Sadly, the actual writing was a physical struggle. Plagued by neuritis in his arm, Holst had to rely on his dedicated “scribes”, Vally Lasker and Nora Day, to help commit the score to paper.
The plot is a humorous farce set in a 13th-century French farm kitchen. It is a simple enough triangle (or quadrangle): Louis, the farmer; Alison, his “comely” wife; Father Philippe, a lusty priest with more than just spiritual comfort on his mind; and Pierre, the starving scholar who interrupts their tryst.

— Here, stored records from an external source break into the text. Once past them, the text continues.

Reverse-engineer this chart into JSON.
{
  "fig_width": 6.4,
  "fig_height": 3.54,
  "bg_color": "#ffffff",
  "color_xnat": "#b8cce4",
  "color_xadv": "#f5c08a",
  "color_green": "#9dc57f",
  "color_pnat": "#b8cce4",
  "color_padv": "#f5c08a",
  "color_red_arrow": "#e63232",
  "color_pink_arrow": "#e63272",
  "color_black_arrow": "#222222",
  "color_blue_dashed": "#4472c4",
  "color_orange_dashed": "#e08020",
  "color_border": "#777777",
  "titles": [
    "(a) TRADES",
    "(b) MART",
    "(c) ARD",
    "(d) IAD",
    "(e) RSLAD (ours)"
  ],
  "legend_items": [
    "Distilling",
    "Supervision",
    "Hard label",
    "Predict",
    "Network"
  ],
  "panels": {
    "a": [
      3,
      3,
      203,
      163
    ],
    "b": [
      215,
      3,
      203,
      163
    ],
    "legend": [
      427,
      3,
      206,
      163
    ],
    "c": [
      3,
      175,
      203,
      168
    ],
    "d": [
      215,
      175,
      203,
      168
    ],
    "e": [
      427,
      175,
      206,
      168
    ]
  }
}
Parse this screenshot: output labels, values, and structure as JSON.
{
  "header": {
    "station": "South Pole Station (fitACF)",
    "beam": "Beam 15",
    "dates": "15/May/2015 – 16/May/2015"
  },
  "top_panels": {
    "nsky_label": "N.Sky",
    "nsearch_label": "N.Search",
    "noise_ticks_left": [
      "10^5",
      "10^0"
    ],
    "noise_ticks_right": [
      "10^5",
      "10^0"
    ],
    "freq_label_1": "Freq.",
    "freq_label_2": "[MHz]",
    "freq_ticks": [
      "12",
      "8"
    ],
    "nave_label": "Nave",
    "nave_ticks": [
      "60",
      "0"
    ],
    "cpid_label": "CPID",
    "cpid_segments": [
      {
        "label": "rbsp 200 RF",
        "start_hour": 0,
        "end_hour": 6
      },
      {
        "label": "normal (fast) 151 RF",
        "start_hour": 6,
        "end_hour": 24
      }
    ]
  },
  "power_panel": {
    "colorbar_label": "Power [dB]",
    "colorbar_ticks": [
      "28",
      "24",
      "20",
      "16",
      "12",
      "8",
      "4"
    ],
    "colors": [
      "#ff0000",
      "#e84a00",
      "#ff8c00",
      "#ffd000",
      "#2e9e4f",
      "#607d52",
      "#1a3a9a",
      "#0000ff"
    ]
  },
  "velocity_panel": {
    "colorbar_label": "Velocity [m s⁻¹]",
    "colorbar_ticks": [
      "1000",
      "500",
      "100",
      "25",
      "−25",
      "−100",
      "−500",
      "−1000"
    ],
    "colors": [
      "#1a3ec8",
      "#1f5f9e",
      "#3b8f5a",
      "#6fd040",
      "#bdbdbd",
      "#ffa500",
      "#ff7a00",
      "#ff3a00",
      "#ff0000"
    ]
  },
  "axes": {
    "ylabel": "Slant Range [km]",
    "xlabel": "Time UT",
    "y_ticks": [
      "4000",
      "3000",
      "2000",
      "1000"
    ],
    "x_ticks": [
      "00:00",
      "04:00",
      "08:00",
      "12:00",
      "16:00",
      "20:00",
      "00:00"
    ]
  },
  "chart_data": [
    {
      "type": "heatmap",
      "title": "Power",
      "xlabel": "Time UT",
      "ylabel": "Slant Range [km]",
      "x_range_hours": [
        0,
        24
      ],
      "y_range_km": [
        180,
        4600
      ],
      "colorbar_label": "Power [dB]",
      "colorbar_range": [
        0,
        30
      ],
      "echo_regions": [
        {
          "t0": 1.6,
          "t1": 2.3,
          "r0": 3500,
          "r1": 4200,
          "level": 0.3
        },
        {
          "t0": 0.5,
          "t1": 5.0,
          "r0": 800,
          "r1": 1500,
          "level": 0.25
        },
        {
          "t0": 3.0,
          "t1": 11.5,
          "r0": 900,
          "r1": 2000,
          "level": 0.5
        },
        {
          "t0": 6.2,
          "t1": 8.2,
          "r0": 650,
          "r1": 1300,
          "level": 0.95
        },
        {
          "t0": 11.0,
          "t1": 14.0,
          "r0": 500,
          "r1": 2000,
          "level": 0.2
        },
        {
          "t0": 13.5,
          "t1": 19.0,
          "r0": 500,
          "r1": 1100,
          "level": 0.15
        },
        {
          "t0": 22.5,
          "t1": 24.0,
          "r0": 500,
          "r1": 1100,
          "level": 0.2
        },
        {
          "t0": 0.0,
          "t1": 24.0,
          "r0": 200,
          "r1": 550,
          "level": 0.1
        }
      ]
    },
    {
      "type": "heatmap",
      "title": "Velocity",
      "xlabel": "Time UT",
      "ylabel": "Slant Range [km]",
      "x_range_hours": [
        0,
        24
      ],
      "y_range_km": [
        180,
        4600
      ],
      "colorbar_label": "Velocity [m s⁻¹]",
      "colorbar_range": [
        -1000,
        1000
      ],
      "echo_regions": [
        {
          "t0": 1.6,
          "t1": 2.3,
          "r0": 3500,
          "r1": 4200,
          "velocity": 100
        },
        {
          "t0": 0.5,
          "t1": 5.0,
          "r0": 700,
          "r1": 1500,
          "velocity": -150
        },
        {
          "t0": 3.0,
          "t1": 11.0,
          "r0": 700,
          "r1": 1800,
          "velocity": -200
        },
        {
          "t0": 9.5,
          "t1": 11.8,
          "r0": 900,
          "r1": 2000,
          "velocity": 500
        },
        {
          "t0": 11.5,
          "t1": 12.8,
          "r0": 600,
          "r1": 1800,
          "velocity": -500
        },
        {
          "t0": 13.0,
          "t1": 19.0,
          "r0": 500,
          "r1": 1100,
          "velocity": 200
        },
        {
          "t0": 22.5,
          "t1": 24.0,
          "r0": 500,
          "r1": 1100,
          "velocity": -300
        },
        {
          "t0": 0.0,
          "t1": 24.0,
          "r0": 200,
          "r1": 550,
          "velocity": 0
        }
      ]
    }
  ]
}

What strikes me most about this score is its sheer speed. There is no overture to settle the audience. There are just a few bars of introduction and we are off. The vocal lines are conversational, shifting rapidly between speech-rhythm and lyricism. Musical ideas that other composers might have milked for five minutes are stated by Holst in five seconds and then discarded. It is music stripped to the bone.
The harmonic language is mature Holst at his best. Note the opening “side-slipped” fourths that move in and out of G major. It creates a sound world that is at once modern yet entirely accessible, light years away from the heavy romanticism of his youth.
Legacy
The opera premiered in Liverpool in January 1934, but Holst was too ill to attend. He died that May, leaving the score with pencilled queries like “Tempo?” and “More harmony?” These were questions that would eventually be answered by his daughter Imogen and Benjamin Britten when they prepared the work for publication years later.
For me, The Wandering Scholar is the perfect chamber opera. It is fleet, humorous, and devoid of a single wasted note. It proves that at the very end of his life, Holst had achieved the artistic freedom to be “unbuttoned” and human while maintaining the most rigorous standards of craftsmanship. It makes me wish of what could have been in his later period of composition, as I find many of these pieces from this time so forward thinking.
Bibliography
Short, Michael. Gustav Holst: The Man and His Music. Oxford University Press, 1990.
Dickinson, A.E.F. Holst’s Music: A Guide. London: Thames Publishing, 1995.
Holst, Imogen. The Music of Gustav Holst. Oxford University Press, 1986.